In the second quarter of 2019, GPU shipments from AMD increased 9,8% over the first quarter, while those from Nvidia stagnated and those from Intel declined – 1,4%. An increase compared to the first quarter is a very good results, as the second quarter is typically weaker than the first quarter.
AMD and Nvidia are not breaking out any market segments, nor do they say what percentage comes from Enterprise/HPC/Supercomputing sales. The challenge for AMD is therefore to translate its game popularity into enterprise sales.
Competition in the field of high-performance computers.
Nvidia clearly dominates in high-performance computing (HPC), which also includes artificial intelligence (AI). AMD has no answer to Nvidia`s RTX 270/280 or the Tesla T4, but that hasn`t stopped AMD from remaining competitive. The Oak Ridge National Lab plans to build an exascaled supercomputer called Frontier with AMD Epyc processors and Radeon GPUs in 2021.
AMD CEO Lisa Su spoke about this at the recent Hot Chips semiconductor conference where she said that Frontier “a highly optimized GPU, a highly optimized GPU, a highly optimized coherent link between CPU and GPU, working with Cray on node-to-node latency characteristics really allows us to build a leadership system“.
AMD has also signed contracts with Google to provide its cloud-based stadium game console with 10.7Tflops/sec. more than the Microsoft and Sony consoles combined. And AMD has signed a contract with Chinese company Baidu to provide GPU-based computing for two years.
The problems is not so much the hardware, but the software. Nvidia has a special language called CUDA, first developed by Stanford professor Ian Buck, who is now the head of Nvidia`s AI efforts.
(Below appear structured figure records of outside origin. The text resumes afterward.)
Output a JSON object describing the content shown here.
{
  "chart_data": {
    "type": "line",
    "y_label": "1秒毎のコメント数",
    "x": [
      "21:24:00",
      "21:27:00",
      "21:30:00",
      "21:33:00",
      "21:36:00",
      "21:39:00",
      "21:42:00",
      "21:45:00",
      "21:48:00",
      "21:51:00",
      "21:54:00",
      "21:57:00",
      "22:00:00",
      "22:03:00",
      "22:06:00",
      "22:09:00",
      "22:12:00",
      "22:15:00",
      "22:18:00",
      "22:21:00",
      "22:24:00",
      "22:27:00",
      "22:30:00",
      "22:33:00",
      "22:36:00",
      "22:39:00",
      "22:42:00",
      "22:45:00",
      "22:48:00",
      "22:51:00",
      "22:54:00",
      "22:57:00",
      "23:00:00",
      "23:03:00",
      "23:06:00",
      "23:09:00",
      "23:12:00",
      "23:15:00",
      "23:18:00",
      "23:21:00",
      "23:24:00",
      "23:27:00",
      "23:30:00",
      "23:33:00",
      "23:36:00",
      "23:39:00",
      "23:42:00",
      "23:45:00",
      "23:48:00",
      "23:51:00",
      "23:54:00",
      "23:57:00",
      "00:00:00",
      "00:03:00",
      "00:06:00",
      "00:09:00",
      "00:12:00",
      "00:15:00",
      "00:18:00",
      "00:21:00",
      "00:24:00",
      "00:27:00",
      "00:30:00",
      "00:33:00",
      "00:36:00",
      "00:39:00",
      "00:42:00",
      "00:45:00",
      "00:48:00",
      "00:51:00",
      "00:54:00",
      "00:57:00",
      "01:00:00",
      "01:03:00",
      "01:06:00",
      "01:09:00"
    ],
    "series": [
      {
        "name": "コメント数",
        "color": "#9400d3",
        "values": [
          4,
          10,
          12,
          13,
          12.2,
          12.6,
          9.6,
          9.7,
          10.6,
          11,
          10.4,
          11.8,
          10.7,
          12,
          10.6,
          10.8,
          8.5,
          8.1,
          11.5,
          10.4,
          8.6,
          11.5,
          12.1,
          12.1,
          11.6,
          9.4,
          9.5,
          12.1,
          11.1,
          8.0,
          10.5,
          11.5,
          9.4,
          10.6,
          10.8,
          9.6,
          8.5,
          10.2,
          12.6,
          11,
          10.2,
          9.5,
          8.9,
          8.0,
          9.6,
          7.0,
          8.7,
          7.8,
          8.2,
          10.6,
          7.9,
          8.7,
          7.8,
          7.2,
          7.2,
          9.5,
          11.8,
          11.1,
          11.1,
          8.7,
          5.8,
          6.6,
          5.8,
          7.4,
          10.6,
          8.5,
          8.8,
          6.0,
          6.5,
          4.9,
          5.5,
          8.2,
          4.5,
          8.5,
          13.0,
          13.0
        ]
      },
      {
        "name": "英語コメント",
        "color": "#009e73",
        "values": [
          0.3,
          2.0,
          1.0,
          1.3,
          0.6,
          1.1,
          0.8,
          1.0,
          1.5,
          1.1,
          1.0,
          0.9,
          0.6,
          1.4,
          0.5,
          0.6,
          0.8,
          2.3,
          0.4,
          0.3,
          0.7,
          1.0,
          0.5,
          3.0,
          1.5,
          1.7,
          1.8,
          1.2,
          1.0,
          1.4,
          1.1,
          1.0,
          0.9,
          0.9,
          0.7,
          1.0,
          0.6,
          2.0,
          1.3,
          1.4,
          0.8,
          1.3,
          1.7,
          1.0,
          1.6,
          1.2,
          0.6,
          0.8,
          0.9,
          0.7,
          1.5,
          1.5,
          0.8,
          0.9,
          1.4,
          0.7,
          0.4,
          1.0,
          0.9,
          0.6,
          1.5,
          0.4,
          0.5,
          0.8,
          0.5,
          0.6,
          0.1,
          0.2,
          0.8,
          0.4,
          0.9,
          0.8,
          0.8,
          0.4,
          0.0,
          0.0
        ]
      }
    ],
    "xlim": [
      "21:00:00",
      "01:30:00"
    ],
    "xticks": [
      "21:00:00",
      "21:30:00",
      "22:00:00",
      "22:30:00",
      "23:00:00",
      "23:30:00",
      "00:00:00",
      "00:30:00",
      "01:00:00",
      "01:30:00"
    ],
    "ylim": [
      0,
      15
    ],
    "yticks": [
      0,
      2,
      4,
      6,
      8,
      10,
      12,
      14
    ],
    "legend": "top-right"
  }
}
It allows developers to write applications that fully utilize the GPU using a familiar C++ syntax. Nvidia then went to hundreds of universities and set them up to teach students how to use CUDA.
“The end result is that universities around the world have thousands of graduates who know CUDA, and AMD has no equivalent.”
The bottom line is that it is much harder to code for a Radeon than it is for a Tesla/Volta. AMD supports the open standard OpenCL library and the open source project HIP, which converts CUDA into portable C++ code.
The OpenCL standard was developed by Apple, but is now being further developed by Khronos. In recent years, the technology has evolved very well. This points to the fact that standard always perform better when there is something to gain.
For AMD to gain a foothold in the data center and HPC/AI against Nvidia, it needs a competitor from CUDA. Until two years ago, this was simply not possible because AMD was ultimately fighting for its survival. But now the time is ripe for the company to focus on software and give Nvidia the same opportunities that Intel gives it.